Over the past two decades, nearly 841,000 Americans have died from a drug overdose, with a startling 10 per cent of that figure occurring in the past year alone. Driven primarily by the opioid crisis, the country is now in its third wave of the epidemic as the market for illicitly manufactured drugs like fentanyl has spiked.
With addiction devastating the lives of millions of individuals and tearing apart countless families, America’s misbegotten war on drugs has reached its logical end: abject failure. After decades of ill-conceived strategies ranging from Nancy Reagan’s insipid “Just Say No” campaign to the draconian Rockefeller Drug Laws, which targeted Black and Latino communities, the nation is finally starting to recognise drug abuse as a public health crisis.
In the new exhibition The Human Cost: America’s Drug Plague, photographers Mark E. Trent, Jeffrey Stockbridge, and James Nachtwey with Paul Moakley, Editor at large for special projects at TIME, explore the ongoing questions surrounding the opioid crisis.
In their project The Opioid Diaries, Nachtwey and Moakley journeyed through America in 2017 to gather stories from users, families, and first responders to amplify their voices and concerns, while Stockbridge spent a decade in Philadelphia creating large-format photographs, audio interviews, video and journal entries to look at the impact of the crisis on a working-class community for “Kensington Blues”.
Elsewhere, in Despair, Love and Loss, Mark E. Trent travelled across Appalachia in his native West Virginia, connecting with small-time dealers, addicts, and local law enforcement to present a broad scope of the issues at play. “I see a lot of great artists making media about my home region through their own lens,” Trent says. “I am not sure any of us get it completely right. It is complicated.”
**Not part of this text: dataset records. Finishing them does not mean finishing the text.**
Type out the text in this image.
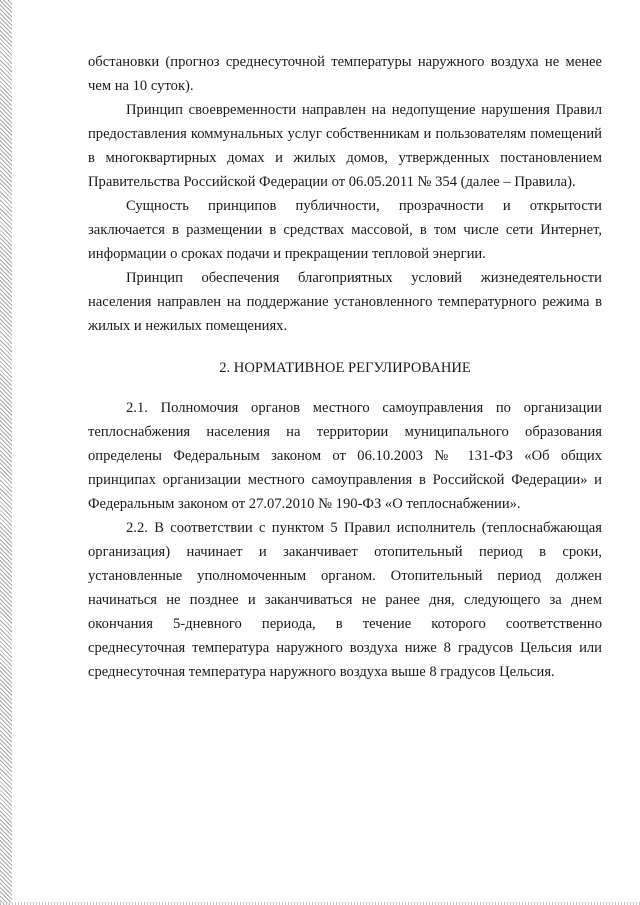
обстановки (прогноз среднесуточной температуры наружного воздуха не менее чем на 10 суток).

Принцип своевременности направлен на недопущение нарушения Правил предоставления коммунальных услуг собственникам и пользователям помещений в многоквартирных домах и жилых домов, утвержденных постановлением Правительства Российской Федерации от 06.05.2011 № 354 (далее – Правила).

Сущность принципов публичности, прозрачности и открытости заключается в размещении в средствах массовой, в том числе сети Интернет, информации о сроках подачи и прекращении тепловой энергии.

Принцип обеспечения благоприятных условий жизнедеятельности населения направлен на поддержание установленного температурного режима в жилых и нежилых помещениях.

2. НОРМАТИВНОЕ РЕГУЛИРОВАНИЕ

2.1. Полномочия органов местного самоуправления по организации теплоснабжения населения на территории муниципального образования определены Федеральным законом от 06.10.2003 № 131-ФЗ «Об общих принципах организации местного самоуправления в Российской Федерации» и Федеральным законом от 27.07.2010 № 190-ФЗ «О теплоснабжении».

2.2. В соответствии с пунктом 5 Правил исполнитель (теплоснабжающая организация) начинает и заканчивает отопительный период в сроки, установленные уполномоченным органом. Отопительный период должен начинаться не позднее и заканчиваться не ранее дня, следующего за днем окончания 5-дневного периода, в течение которого соответственно среднесуточная температура наружного воздуха ниже 8 градусов Цельсия или среднесуточная температура наружного воздуха выше 8 градусов Цельсия.
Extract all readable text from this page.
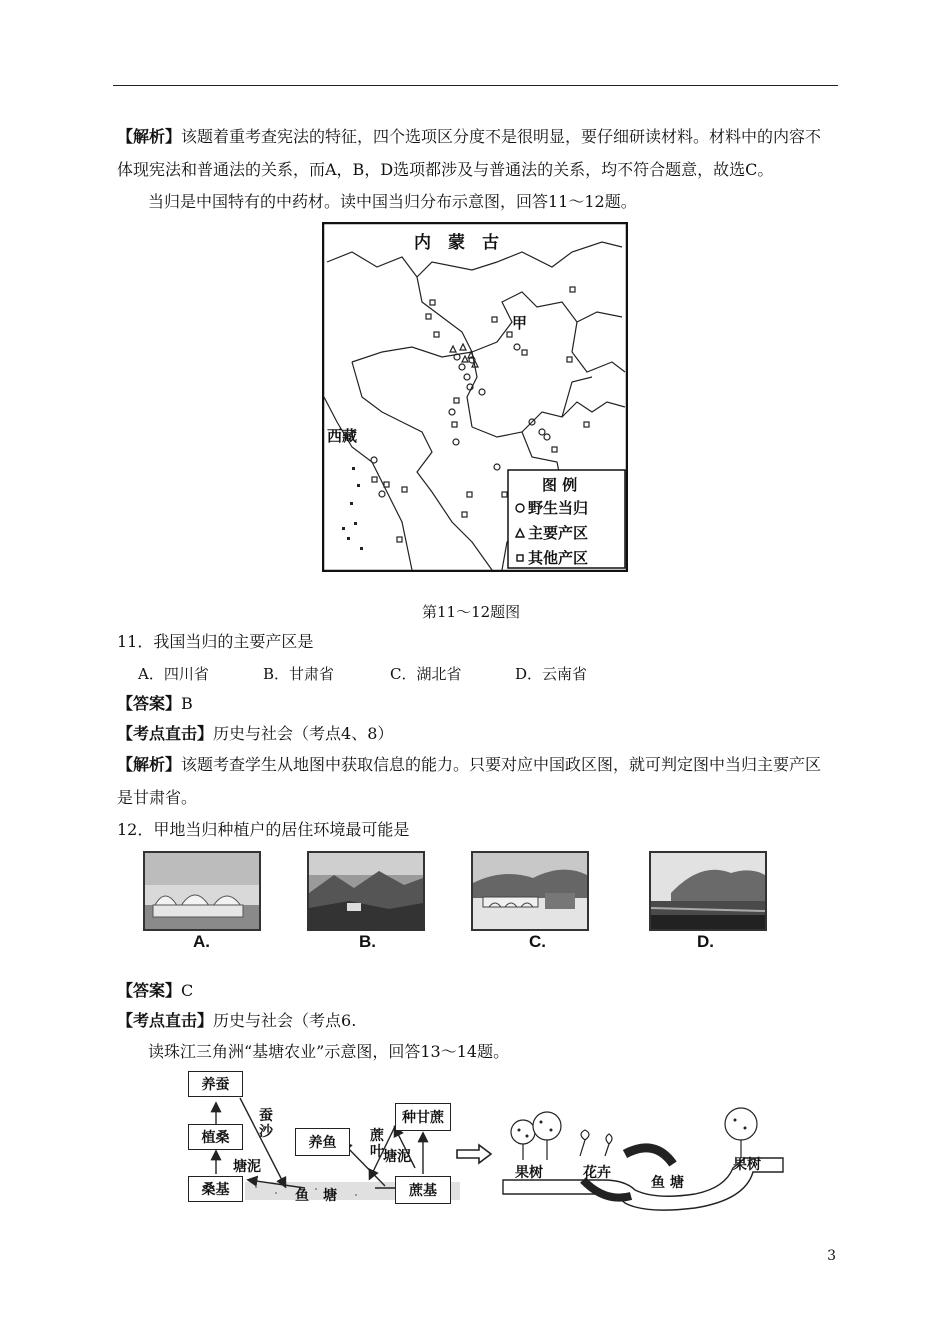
【解析】该题着重考查宪法的特征，四个选项区分度不是很明显，要仔细研读材料。材料中的内容不
体现宪法和普通法的关系，而A，B，D选项都涉及与普通法的关系，均不符合题意，故选C。
当归是中国特有的中药材。读中国当归分布示意图，回答11～12题。
内　蒙　古
甲
西藏
图 例
野生当归
主要产区
其他产区
第11～12题图
11．我国当归的主要产区是
A．四川省	B．甘肃省	C．湖北省	D．云南省
【答案】B
【考点直击】历史与社会（考点4、8）
【解析】该题考查学生从地图中获取信息的能力。只要对应中国政区图，就可判定图中当归主要产区
是甘肃省。
12．甲地当归种植户的居住环境最可能是
A.	B.	C.	D.
【答案】C
【考点直击】历史与社会（考点6.
读珠江三角洲“基塘农业”示意图，回答13～14题。
养蚕
植桑
桑基
养鱼
种甘蔗
蔗基
蚕沙
塘泥
鱼　塘
蔗叶 塘泥
果树	花卉
鱼 塘
果树
3
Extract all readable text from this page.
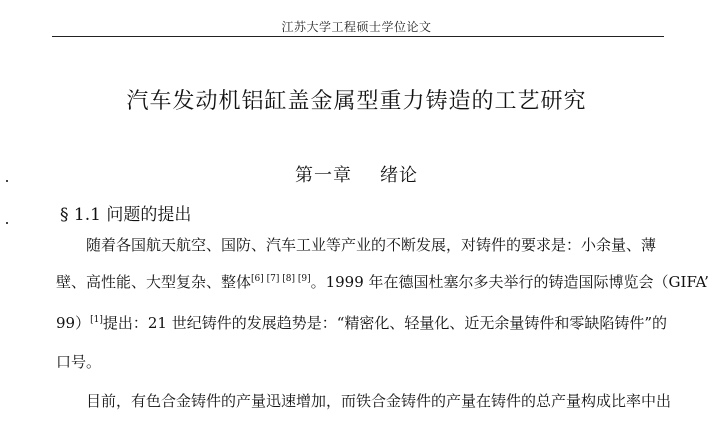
江苏大学工程硕士学位论文
汽车发动机铝缸盖金属型重力铸造的工艺研究
第一章 绪论
§ 1.1 问题的提出
随着各国航天航空、国防、汽车工业等产业的不断发展，对铸件的要求是：小余量、薄
壁、高性能、大型复杂、整体[6] [7] [8] [9]。1999 年在德国杜塞尔多夫举行的铸造国际博览会（GIFA’
99）[1]提出：21 世纪铸件的发展趋势是：“精密化、轻量化、近无余量铸件和零缺陷铸件”的
口号。
目前，有色合金铸件的产量迅速增加，而铁合金铸件的产量在铸件的总产量构成比率中出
Having travelled the world, Trent recognises universal struggles and themes, which he brings to his work, humanising a profoundly dehumanising plague. Growing up, he remembers those struggling with addiction being written off while overdoses went unspoken due to the shame of drug use.
“When I was a teenager running around, I would be offered a pain killer or random pill when out partying,” Trent says. “We didn’t know how addictive some of these pills were. We trusted what we were told by our doctors and when we finally realised what was happening, it was just too late.”
Inspired by Eugene Richards’ seminal 1994 monograph, Cocaine True Cocaine Blue, Trent understood he needed to forge personal relationships with his subjects in order to understand the complexities of addiction without moralising judgment.
“When I was growing up, it was normal to see my friends snorting a pill but when I came home, they were shooting them and freebasing. I wanted to document the in-between moments, the boredom, the quirkiness that I have always loved about West Virginia,” he says.
“Most of all, I just wanted to show an unfiltered view of what this looked like,” Trent says. “Some small communities have lost entire generations. Some communities have been decimated and may not recover fully in our lifetime.”
The Human Cost: America’s Drug Plague is on view at the Bronx Documentary Center from June 5 to July 5, 2021.